Currently, I have an ML pipeline built in Azure ML Designer that effectively does the following basic steps:
- Trains a model across a full quantitative range of [0.0, 7.0] from a full baseline dataset.
- Scores model to generate predictions appended to actuals in a scored dataset.
- Passes the scored dataset to R-scripts that row filter the scored dataset based on criteria that reduce the full quantitative range of [0.0, 7.0] into 3 segmented quantitative ranges of range 1 = [0,1.0], range 2 = (1.0, 3.3], and range 3 = (3.3, 7.0].
- Trains 1 new model from each of 3 filtered datasets from step 3 across the corresponding segmented range using same predictors from step 1 plus 1 new predictor: the predictions generated in step 2.
- Scores each model from step 4 to generate predictions appended to actuals in scored datasets.
The idea here is that the predictions generated in step 2 are actually treated as an estimate, which is then used as an engineered feature in subsequent trainings to refine the predictions. I've provided the schematic of this pipeline in Designer.PNG.

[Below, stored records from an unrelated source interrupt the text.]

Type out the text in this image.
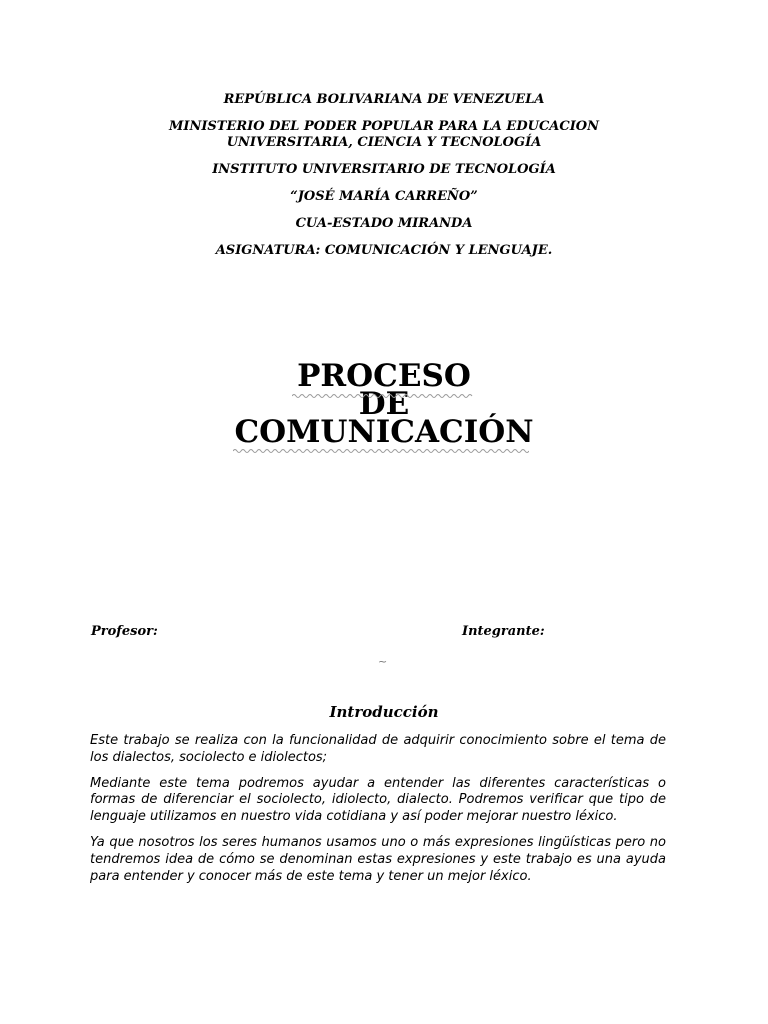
REPÚBLICA BOLIVARIANA DE VENEZUELA
MINISTERIO DEL PODER POPULAR PARA LA EDUCACION
UNIVERSITARIA, CIENCIA Y TECNOLOGÍA
INSTITUTO UNIVERSITARIO DE TECNOLOGÍA
“JOSÉ MARÍA CARREÑO”
CUA-ESTADO MIRANDA
ASIGNATURA: COMUNICACIÓN Y LENGUAJE.
PROCESO
DE
COMUNICACIÓN
Profesor:	Integrante:
~
Introducción

Este trabajo se realiza con la funcionalidad de adquirir conocimiento sobre el tema de los dialectos, sociolecto e idiolectos;

Mediante este tema podremos ayudar a entender las diferentes características o formas de diferenciar el sociolecto, idiolecto, dialecto. Podremos verificar que tipo de lenguaje utilizamos en nuestro vida cotidiana y así poder mejorar nuestro léxico.

Ya que nosotros los seres humanos usamos uno o más expresiones lingüísticas pero no tendremos idea de cómo se denominan estas expresiones y este trabajo es una ayuda para entender y conocer más de este tema y tener un mejor léxico.
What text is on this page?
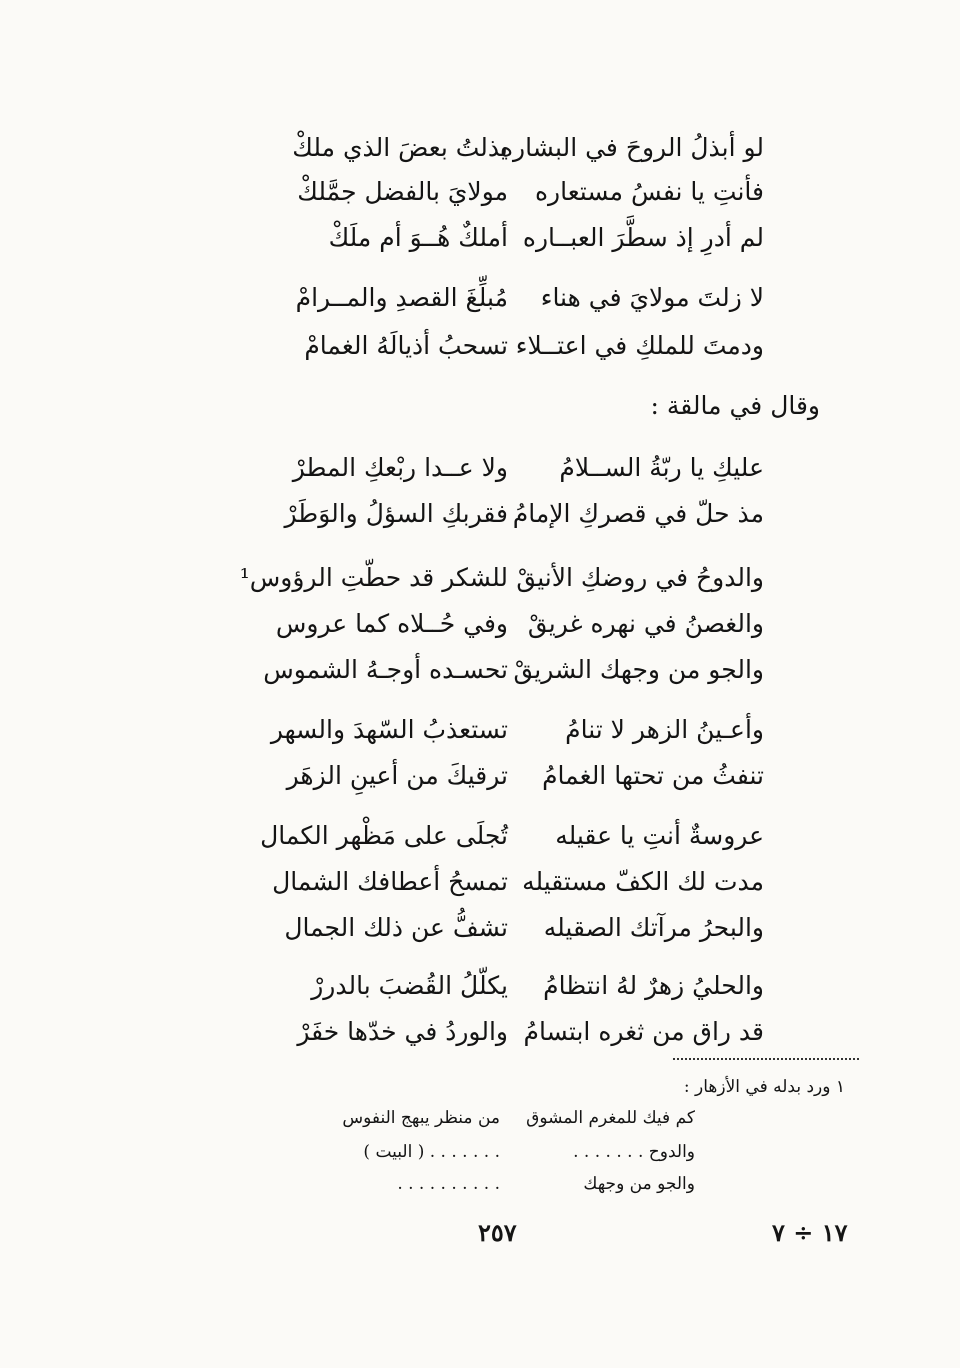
لو أبذلُ الروحَ في البشاره
يذلتُ بعضَ الذي ملكْ
فأنتِ يا نفسُ مستعاره
مولايَ بالفضل جمَّلكْ
لم أدرِ إذ سطَّرَ العبــاره
أملكٌ هُــوَ أم ملَكْ
لا زلتَ مولايَ في هناء
مُبلِّغَ القصدِ والمــرامْ
ودمتَ للملكِ في اعتــلاء
تسحبُ أذيالَهُ الغمامْ
وقال في مالقة :
عليكِ يا ربّةُ الســلامُ
ولا عــدا ربْعكِ المطرْ
مذ حلّ في قصركِ الإمامُ
فقربكِ السؤلُ والوَطَرْ
والدوحُ في روضكِ الأنيقْ
للشكر قد حطّتِ الرؤوس¹
والغصنُ في نهره غريقْ
وفي حُــلاه كما عروس
والجو من وجهك الشريقْ
تحسـده أوجـهُ الشموس
وأعـينُ الزهر لا تنامُ
تستعذبُ السّهدَ والسهر
تنفثُ من تحتها الغمامُ
ترقيكَ من أعينِ الزهَر
عروسةٌ أنتِ يا عقيله
تُجلَى على مَظْهر الكمال
مدت لك الكفّ مستقيله
تمسحُ أعطافك الشمال
والبحرُ مرآتك الصقيله
تشفُّ عن ذلك الجمال
والحليُ زهرٌ لهُ انتظامُ
يكلّلُ القُضبَ بالدررْ
قد راق من ثغره ابتسامُ
والوردُ في خدّها خفَرْ
١ ورد بدله في الأزهار :
كم فيك للمغرم المشوق
من منظر يبهج النفوس
والدوح . . . . . . .
. . . . . . . ( البيت )
والجو من وجهك
. . . . . . . . . .
٢٥٧	١٧ ÷ ٧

Now, before I built this in Designer, I used Azure's AutoML service to do all this manually as sort of a POC that this idea would work. And those results were very promising. But passing, filtering, splitting, etc. all the data is difficult to do manually and I would like a pipeline to do it for me.
The problem? Ideally, I need ensemble models for each of the 4 trained models and I'm not seeing a way to get ensemble models out of Azure ML Designer.
Is there a way to utilize AutoML within designer? Or is there a way to eliminate the regression/train components from my Designer pipeline and replace with an already trained model stored in our workspace?